Zulu Queen : Where's Cash from Mandela
Zulu King Goodwill Zwelithini's first wife Queen Sibongile Dlamini, who was the intended recipient of part of the R2 million paid by former president Nelson Mandela to Deputy President Jacob Zuma's account, is crying foul. She claims she never received a cent of the cash.
Queen Sibongile approached Mandela in 2000 and complained that King Goodwill was no longer looking after her - and she needed money to renovate dilapidated houses in her palace compound and money to send some of her children to tertiary institutions, since the provincial government would not look after them after matric. This week the Durban High Court heard how Zuma's financial adviser Schabir Shaik, who is standing trial for fraud and corruption, transferred the money from Zuma's account to Floryin Investments - one of his companies.
R1 million of Mandela's R2 million was intended for the Jacob Zuma RDP Education Trust and the other R1 million was intended for the Development Africa Trust (DAT) which would have paid the money for the renovation of Queen Sibongile's palace and also look after her and her children.
Vikaash Narsi, a builder, said he personally did the renovations at KwaKhetha palace but Queen Sibongile said she was not consulted about those renovations. She claims they did not fix problems that she had wanted to have done with the money requested.
She said she thought the builders had been instructed by King Zwelithini on what to do.
Narsi confirmed that Queen Sibongile was not consulted but instead instructions were taken from the director of Addison Power - Vivian Reddy.
Narsi said he did paving, tiling, alterations and renewed the bathroom of the main house.
A source close to the DAT said Shaik has not paid about R500 000 he owed to DAT and the trust had sent him a summons demanding that he pay the money.
Queen Sibongile said she sought legal opinion regarding her relationship with King Goodwill but the lawyers advised her not to go to court and instead to seek the intervention of a person that King Zwelithini would respect.
She phoned Mandela and requested a meeting.

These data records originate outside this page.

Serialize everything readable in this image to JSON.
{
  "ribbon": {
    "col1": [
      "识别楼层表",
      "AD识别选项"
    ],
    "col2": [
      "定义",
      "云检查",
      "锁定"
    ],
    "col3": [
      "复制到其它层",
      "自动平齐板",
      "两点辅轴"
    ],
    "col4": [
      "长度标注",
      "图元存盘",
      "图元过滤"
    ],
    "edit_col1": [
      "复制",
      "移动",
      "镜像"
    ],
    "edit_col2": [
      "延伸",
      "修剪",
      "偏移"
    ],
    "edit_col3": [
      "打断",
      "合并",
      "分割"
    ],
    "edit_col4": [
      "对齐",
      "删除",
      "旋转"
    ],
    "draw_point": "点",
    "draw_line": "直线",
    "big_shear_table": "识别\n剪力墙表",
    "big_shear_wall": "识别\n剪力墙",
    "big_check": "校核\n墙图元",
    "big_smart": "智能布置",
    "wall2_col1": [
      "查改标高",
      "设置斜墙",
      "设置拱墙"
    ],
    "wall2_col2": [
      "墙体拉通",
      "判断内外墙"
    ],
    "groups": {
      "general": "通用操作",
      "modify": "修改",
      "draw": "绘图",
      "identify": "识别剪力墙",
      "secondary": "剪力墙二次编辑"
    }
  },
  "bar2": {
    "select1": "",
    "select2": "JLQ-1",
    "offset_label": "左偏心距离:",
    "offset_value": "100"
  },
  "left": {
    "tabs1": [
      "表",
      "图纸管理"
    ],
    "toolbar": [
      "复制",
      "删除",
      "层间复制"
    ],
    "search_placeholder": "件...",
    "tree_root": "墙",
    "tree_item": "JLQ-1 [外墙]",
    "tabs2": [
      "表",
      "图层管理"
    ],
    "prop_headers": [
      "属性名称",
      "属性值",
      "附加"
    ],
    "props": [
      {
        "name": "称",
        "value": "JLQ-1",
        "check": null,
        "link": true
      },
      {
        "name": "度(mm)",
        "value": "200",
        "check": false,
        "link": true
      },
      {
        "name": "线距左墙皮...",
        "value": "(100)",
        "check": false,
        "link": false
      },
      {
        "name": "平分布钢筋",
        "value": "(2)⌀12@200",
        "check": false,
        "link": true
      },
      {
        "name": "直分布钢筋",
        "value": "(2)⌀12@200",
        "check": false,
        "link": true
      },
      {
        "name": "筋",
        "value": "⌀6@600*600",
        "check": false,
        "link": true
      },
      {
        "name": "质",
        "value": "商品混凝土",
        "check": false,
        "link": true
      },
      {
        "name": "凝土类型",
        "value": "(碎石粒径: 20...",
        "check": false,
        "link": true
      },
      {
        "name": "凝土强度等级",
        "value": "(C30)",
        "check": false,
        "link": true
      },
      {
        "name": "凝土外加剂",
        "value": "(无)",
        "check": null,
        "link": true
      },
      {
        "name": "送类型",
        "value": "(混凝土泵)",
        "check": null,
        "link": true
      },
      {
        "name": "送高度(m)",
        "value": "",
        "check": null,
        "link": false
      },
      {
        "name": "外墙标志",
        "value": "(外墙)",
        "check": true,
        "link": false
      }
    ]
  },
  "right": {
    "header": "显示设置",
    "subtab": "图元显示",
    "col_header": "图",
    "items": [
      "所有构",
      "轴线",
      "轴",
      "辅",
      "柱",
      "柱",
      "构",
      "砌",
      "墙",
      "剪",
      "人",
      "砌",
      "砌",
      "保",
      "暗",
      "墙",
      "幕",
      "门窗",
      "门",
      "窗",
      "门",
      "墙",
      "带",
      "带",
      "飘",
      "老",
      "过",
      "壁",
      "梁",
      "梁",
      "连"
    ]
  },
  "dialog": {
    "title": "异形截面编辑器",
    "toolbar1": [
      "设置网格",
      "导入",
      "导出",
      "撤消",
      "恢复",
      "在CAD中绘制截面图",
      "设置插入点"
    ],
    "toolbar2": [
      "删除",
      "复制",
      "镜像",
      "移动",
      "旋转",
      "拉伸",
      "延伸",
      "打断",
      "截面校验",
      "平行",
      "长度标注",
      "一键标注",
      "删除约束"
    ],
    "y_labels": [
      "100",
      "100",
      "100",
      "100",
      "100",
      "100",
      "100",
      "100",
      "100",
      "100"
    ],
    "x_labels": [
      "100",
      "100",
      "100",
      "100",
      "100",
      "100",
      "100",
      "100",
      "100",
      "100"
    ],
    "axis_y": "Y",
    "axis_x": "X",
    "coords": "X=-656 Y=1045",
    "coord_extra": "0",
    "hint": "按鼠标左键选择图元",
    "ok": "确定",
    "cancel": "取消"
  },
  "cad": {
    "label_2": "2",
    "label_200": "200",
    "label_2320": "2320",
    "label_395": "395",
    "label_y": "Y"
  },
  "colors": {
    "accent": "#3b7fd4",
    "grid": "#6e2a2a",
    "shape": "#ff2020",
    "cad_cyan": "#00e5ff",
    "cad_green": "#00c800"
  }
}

Mandela offered to visit KwaKhetha in Nongoma where they discussed Queen Sibongile's plight.
She said Mandela offered to help and made the money available to Zuma to take care of her problems. Shaik then transferred it to his company's account.
It is understood that as Zuma's financial adviser, Shaik has access to deputy president's account.
"The house that I had requested money to be renovated is so badly dilapidated that it's growing wild mushrooms inside and I'm still suffering. I wonder why Mandela did not tell me that he released the money, at least so that I could say thank you," said Queen Sibongile.
She said she had given up on whether she would ever get the money she had requested from the former president.
Shaik pleaded not guilty to all charges. In his plea explanation, Shaik told the court that he did not know of DAT but has since learnt that it was set up to raise funds for the "care and welfare of tribal leaders and the Zulu Royal family".
Zuma's spokesperson Lakela Kaunda was unavailable for comment.
With acknowledgements to Wonder Hlongwa and the City Press.